Я кинула в окно Джоны пригоршню гравия. Тридцать секунд спустя он открыл переднюю дверь и вышел ко мне. Скрестив руки, он оперся о перила и широко мне улыбнулся.
— Этот кусок дерьма, который так тут навонял, твой? — спросил Джона.
Я рассмеялась.
— Да.
— Знаешь, масло проходит в такую маленькую дырочку под капотом, — сказал он, жестами показывая, как это происходит. — А в бензобак наливают бензин. Это тебе не двухтактная газонокосилка.
— Ты едешь? — спросила я.
— Куда?
— В Чикаго. Или туда, где эта газонокосилка решит сломаться.
— Прямо сейчас?
Я кивнула. Он опять рассмеялся.
— Подожди. — Он открыл дверь и вошел внутрь тихого, спящего дома.
Спустя пять минут он уже бросил свою сумку на заднее сиденье рядом с моей.
А я узнала, как это — стоять перед несущимся на тебя товарным поездом, расставив руки, чтобы обнять весь мир — и жизнь, и смерть, и все-все, что еще немного — и собьет тебя с ног. А может, и не собьет.
Джонз позвонил своим с заправочной станции в семидесяти пяти милях от Хоува.
Я своим так и не позвонила.
С ловкостью жонглера балансируя коробкой с флаконами, я иду за мамой вниз по ступеням, а потом в кухню, где рассвет окрашивает запыленное сероватое окно.
— Я сварю кофе, — говорит она.
Я ставлю коробку на стол и вытаскиваю бутылочки. Под прогулочным платьицем они прекрасно сохранились и были такие же чистые, как когда их туда клали. Я их не мою, просто выстраиваю в линию на верхнем подоконнике сдвоенного кухонного окна. И тут же утреннее солнце начинает играть в радуге разноцветных стекол. Обернувшись, я вижу, что мама стоит, прислонившись к длинному рабочему столу, тянущемуся вдоль стены напротив окна. Разноцветные блики окружили ее, как церковные свечи, расставленные вокруг статуи Девы Марии.
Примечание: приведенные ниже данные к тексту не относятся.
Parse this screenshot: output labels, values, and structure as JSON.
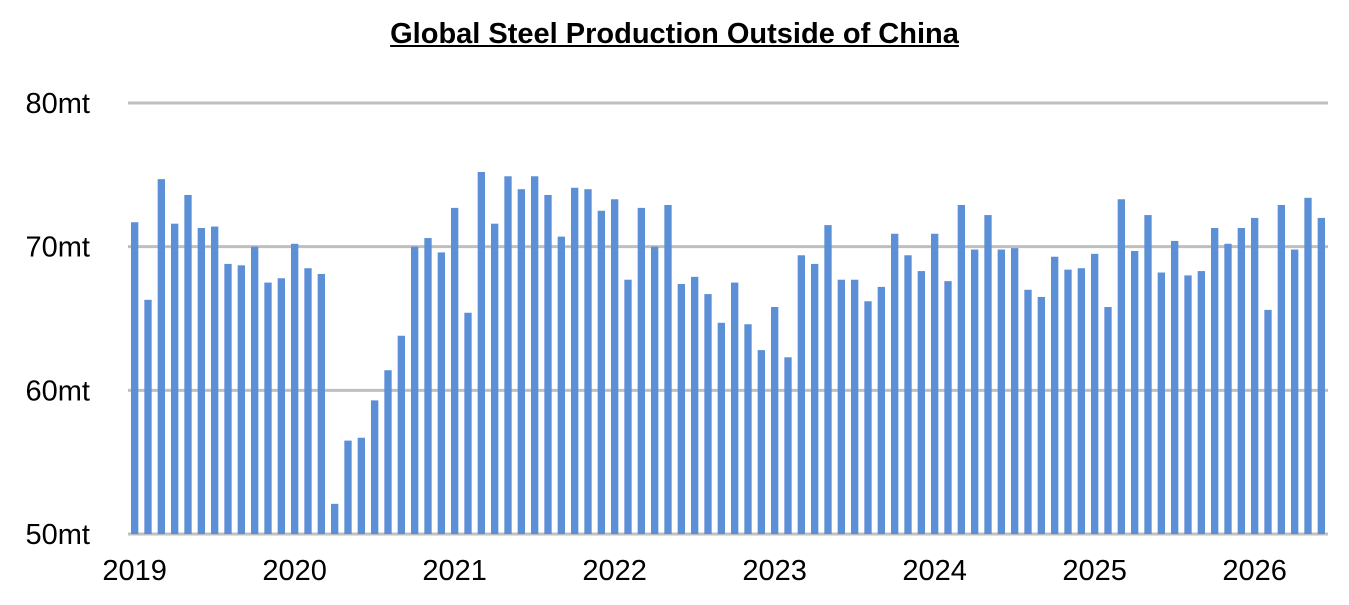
{
  "chart_data": {
    "type": "bar",
    "title": "Global Steel Production Outside of China",
    "xlabel": "",
    "ylabel": "",
    "ylim": [
      50,
      80
    ],
    "y_ticks": [
      "50mt",
      "60mt",
      "70mt",
      "80mt"
    ],
    "y_tick_values": [
      50,
      60,
      70,
      80
    ],
    "x_tick_labels": [
      "2019",
      "2020",
      "2021",
      "2022",
      "2023",
      "2024",
      "2025",
      "2026"
    ],
    "grid": true,
    "bar_color": "#5b8fd6",
    "grid_color": "#bfbfbf",
    "months_per_year": 12,
    "values": [
      71.7,
      66.3,
      74.7,
      71.6,
      73.6,
      71.3,
      71.4,
      68.8,
      68.7,
      70.0,
      67.5,
      67.8,
      70.2,
      68.5,
      68.1,
      52.1,
      56.5,
      56.7,
      59.3,
      61.4,
      63.8,
      70.0,
      70.6,
      69.6,
      72.7,
      65.4,
      75.2,
      71.6,
      74.9,
      74.0,
      74.9,
      73.6,
      70.7,
      74.1,
      74.0,
      72.5,
      73.3,
      67.7,
      72.7,
      70.0,
      72.9,
      67.4,
      67.9,
      66.7,
      64.7,
      67.5,
      64.6,
      62.8,
      65.8,
      62.3,
      69.4,
      68.8,
      71.5,
      67.7,
      67.7,
      66.2,
      67.2,
      70.9,
      69.4,
      68.3,
      70.9,
      67.6,
      72.9,
      69.8,
      72.2,
      69.8,
      69.9,
      67.0,
      66.5,
      69.3,
      68.4,
      68.5,
      69.5,
      65.8,
      73.3,
      69.7,
      72.2,
      68.2,
      70.4,
      68.0,
      68.3,
      71.3,
      70.2,
      71.3,
      72.0,
      65.6,
      72.9,
      69.8,
      73.4,
      72.0
    ]
  }
}
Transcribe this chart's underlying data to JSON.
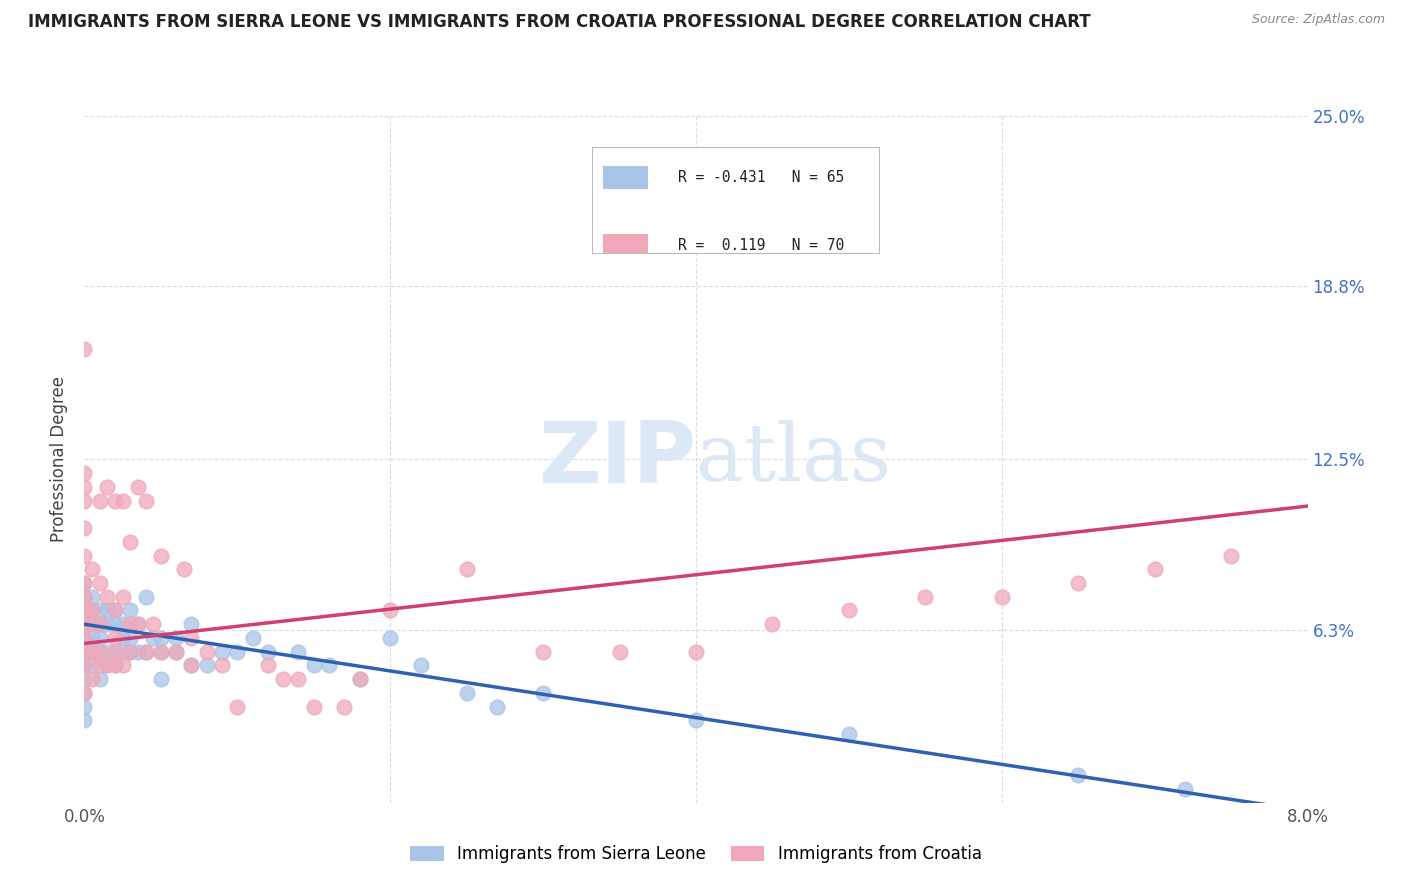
{
  "title": "IMMIGRANTS FROM SIERRA LEONE VS IMMIGRANTS FROM CROATIA PROFESSIONAL DEGREE CORRELATION CHART",
  "source": "Source: ZipAtlas.com",
  "ylabel": "Professional Degree",
  "legend_labels": [
    "Immigrants from Sierra Leone",
    "Immigrants from Croatia"
  ],
  "blue_color": "#a8c4e8",
  "pink_color": "#f0a8b8",
  "blue_line_color": "#3060b0",
  "pink_line_color": "#d04070",
  "xmin": 0.0,
  "xmax": 8.0,
  "ymin": 0.0,
  "ymax": 25.0,
  "yticks": [
    0.0,
    6.3,
    12.5,
    18.8,
    25.0
  ],
  "xticks": [
    0.0,
    2.0,
    4.0,
    6.0,
    8.0
  ],
  "watermark_zip": "ZIP",
  "watermark_atlas": "atlas",
  "blue_scatter_x": [
    0.0,
    0.0,
    0.0,
    0.0,
    0.0,
    0.0,
    0.0,
    0.0,
    0.0,
    0.0,
    0.0,
    0.0,
    0.05,
    0.05,
    0.05,
    0.05,
    0.05,
    0.05,
    0.1,
    0.1,
    0.1,
    0.1,
    0.1,
    0.15,
    0.15,
    0.15,
    0.15,
    0.2,
    0.2,
    0.2,
    0.2,
    0.25,
    0.25,
    0.25,
    0.3,
    0.3,
    0.3,
    0.35,
    0.35,
    0.4,
    0.4,
    0.45,
    0.5,
    0.5,
    0.5,
    0.6,
    0.6,
    0.7,
    0.7,
    0.8,
    0.9,
    1.0,
    1.1,
    1.2,
    1.4,
    1.5,
    1.6,
    1.8,
    2.0,
    2.2,
    2.5,
    2.7,
    3.0,
    4.0,
    5.0,
    6.5,
    7.2
  ],
  "blue_scatter_y": [
    4.0,
    4.5,
    5.0,
    5.5,
    6.0,
    6.0,
    6.5,
    7.0,
    7.5,
    8.0,
    3.5,
    3.0,
    5.0,
    5.5,
    6.0,
    6.5,
    7.0,
    7.5,
    4.5,
    5.5,
    6.0,
    6.5,
    7.0,
    5.0,
    5.5,
    6.5,
    7.0,
    5.0,
    5.5,
    6.5,
    7.0,
    5.5,
    6.0,
    6.5,
    5.5,
    6.0,
    7.0,
    5.5,
    6.5,
    5.5,
    7.5,
    6.0,
    4.5,
    5.5,
    6.0,
    5.5,
    6.0,
    5.0,
    6.5,
    5.0,
    5.5,
    5.5,
    6.0,
    5.5,
    5.5,
    5.0,
    5.0,
    4.5,
    6.0,
    5.0,
    4.0,
    3.5,
    4.0,
    3.0,
    2.5,
    1.0,
    0.5
  ],
  "pink_scatter_x": [
    0.0,
    0.0,
    0.0,
    0.0,
    0.0,
    0.0,
    0.0,
    0.0,
    0.0,
    0.0,
    0.0,
    0.0,
    0.0,
    0.0,
    0.05,
    0.05,
    0.05,
    0.05,
    0.05,
    0.1,
    0.1,
    0.1,
    0.1,
    0.1,
    0.15,
    0.15,
    0.15,
    0.2,
    0.2,
    0.2,
    0.2,
    0.2,
    0.25,
    0.25,
    0.25,
    0.3,
    0.3,
    0.3,
    0.35,
    0.35,
    0.4,
    0.4,
    0.45,
    0.5,
    0.5,
    0.6,
    0.65,
    0.7,
    0.7,
    0.8,
    0.9,
    1.0,
    1.2,
    1.3,
    1.4,
    1.5,
    1.7,
    1.8,
    2.0,
    2.5,
    3.0,
    3.5,
    4.0,
    4.5,
    5.0,
    5.5,
    6.0,
    6.5,
    7.0,
    7.5
  ],
  "pink_scatter_y": [
    4.0,
    5.0,
    5.5,
    6.0,
    6.5,
    7.0,
    7.5,
    8.0,
    9.0,
    10.0,
    11.0,
    11.5,
    12.0,
    16.5,
    4.5,
    5.5,
    6.5,
    7.0,
    8.5,
    5.0,
    5.5,
    6.5,
    8.0,
    11.0,
    5.0,
    7.5,
    11.5,
    5.0,
    5.5,
    6.0,
    7.0,
    11.0,
    5.0,
    7.5,
    11.0,
    5.5,
    6.5,
    9.5,
    6.5,
    11.5,
    5.5,
    11.0,
    6.5,
    5.5,
    9.0,
    5.5,
    8.5,
    5.0,
    6.0,
    5.5,
    5.0,
    3.5,
    5.0,
    4.5,
    4.5,
    3.5,
    3.5,
    4.5,
    7.0,
    8.5,
    5.5,
    5.5,
    5.5,
    6.5,
    7.0,
    7.5,
    7.5,
    8.0,
    8.5,
    9.0
  ],
  "blue_trend_x0": 0.0,
  "blue_trend_y0": 6.5,
  "blue_trend_x1": 8.0,
  "blue_trend_y1": -0.3,
  "pink_trend_x0": 0.0,
  "pink_trend_y0": 5.8,
  "pink_trend_x1": 8.0,
  "pink_trend_y1": 10.8
}
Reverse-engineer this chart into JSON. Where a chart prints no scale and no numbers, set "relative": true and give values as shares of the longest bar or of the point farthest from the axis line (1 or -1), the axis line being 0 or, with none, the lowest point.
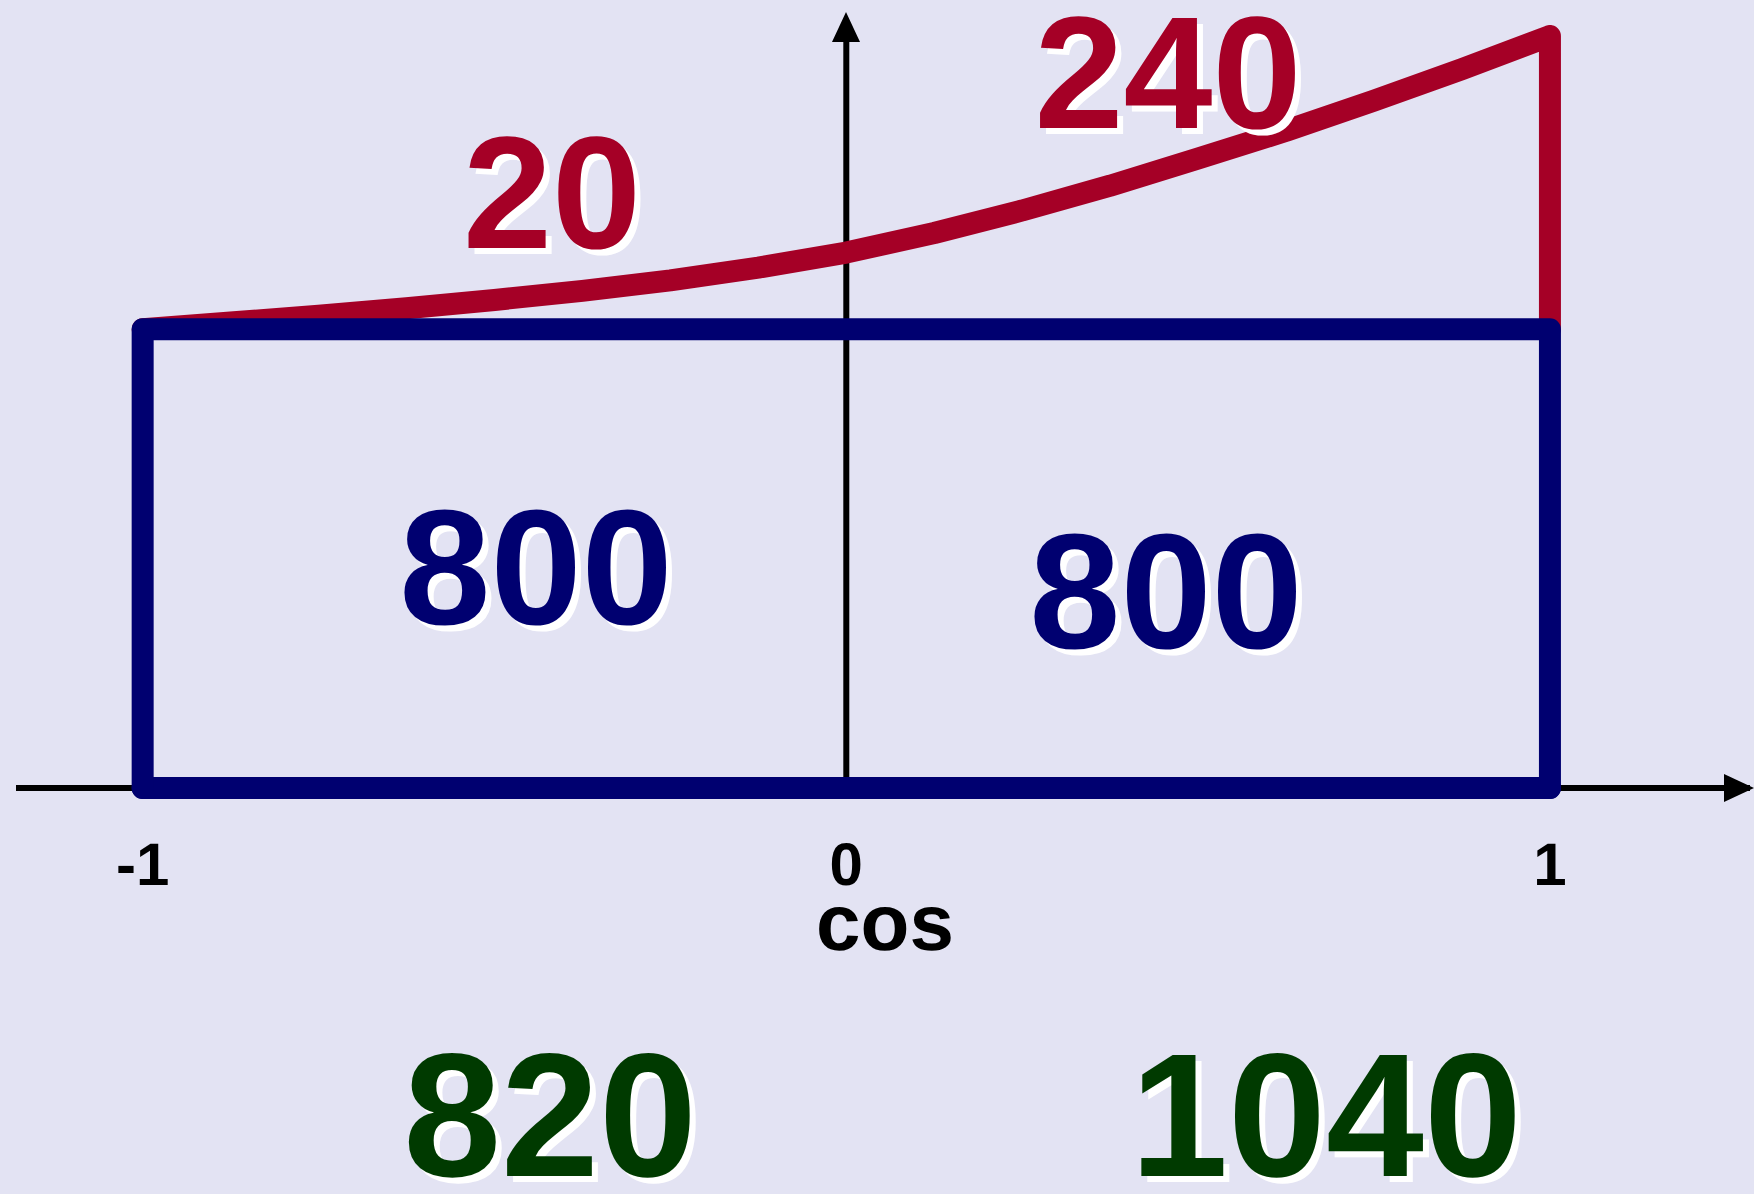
{
  "chart_data": {
    "type": "line",
    "relative": true,
    "xlabel": "cos",
    "xlim": [
      -1.18,
      1.29
    ],
    "xticks": [
      -1,
      0,
      1
    ],
    "series": [
      {
        "color": "#000070",
        "x": [
          -1,
          -1,
          1,
          1
        ],
        "values": [
          0,
          0.61,
          0.61,
          0
        ]
      },
      {
        "color": "#000070",
        "x": [
          -1,
          1
        ],
        "values": [
          0,
          0
        ]
      },
      {
        "color": "#a50026",
        "x": [
          -1,
          -0.875,
          -0.75,
          -0.625,
          -0.5,
          -0.375,
          -0.25,
          -0.125,
          0,
          0.125,
          0.25,
          0.375,
          0.5,
          0.625,
          0.75,
          0.875,
          1,
          1
        ],
        "values": [
          0.61,
          0.619,
          0.628,
          0.638,
          0.649,
          0.661,
          0.675,
          0.692,
          0.712,
          0.738,
          0.768,
          0.801,
          0.837,
          0.874,
          0.914,
          0.956,
          1,
          0.61
        ]
      }
    ],
    "annotations": [
      "240",
      "20",
      "800",
      "800",
      "820",
      "1040"
    ]
  }
}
— У тебя был выкидыш, да? — спрашиваю я. Но не жду ответа. — И отцом ребенка был Джеред Лиакос?
Она роняет голову на руки, и красные, голубые, золотистые и зеленые блики играют у нее в волосах, русых с проседью.
— Мне было шестнадцать, — говорит она.
Я киваю.
— После этого мама сказала мне, что нам с ним больше нельзя видеться. Она три дня продержала меня в запертой комнате. А потом отослала пожить остаток лета к сестре в Спрингфилд.
Я жду, что последует рассказ о том, как он ее отверг. Как она вернулась в Хоув, попыталась увидеться с Джередом, но у того уже была другая девушка, более красивая, с более тонкой талией. Но рассказа так и нет.
— И что случилось потом? — спрашиваю я.
Она отстраненно улыбается.
— Я подчинилась маме. Джеред пытался поговорить со мной, но я сказала, что не хочу его больше видеть.
Я хочу отойти от тебя.
Ах ты Господи!
— Что с тобой? — спрашивает мама.
— Мы повторяем ошибки своих родителей, — шепчу я в радужный рассвет.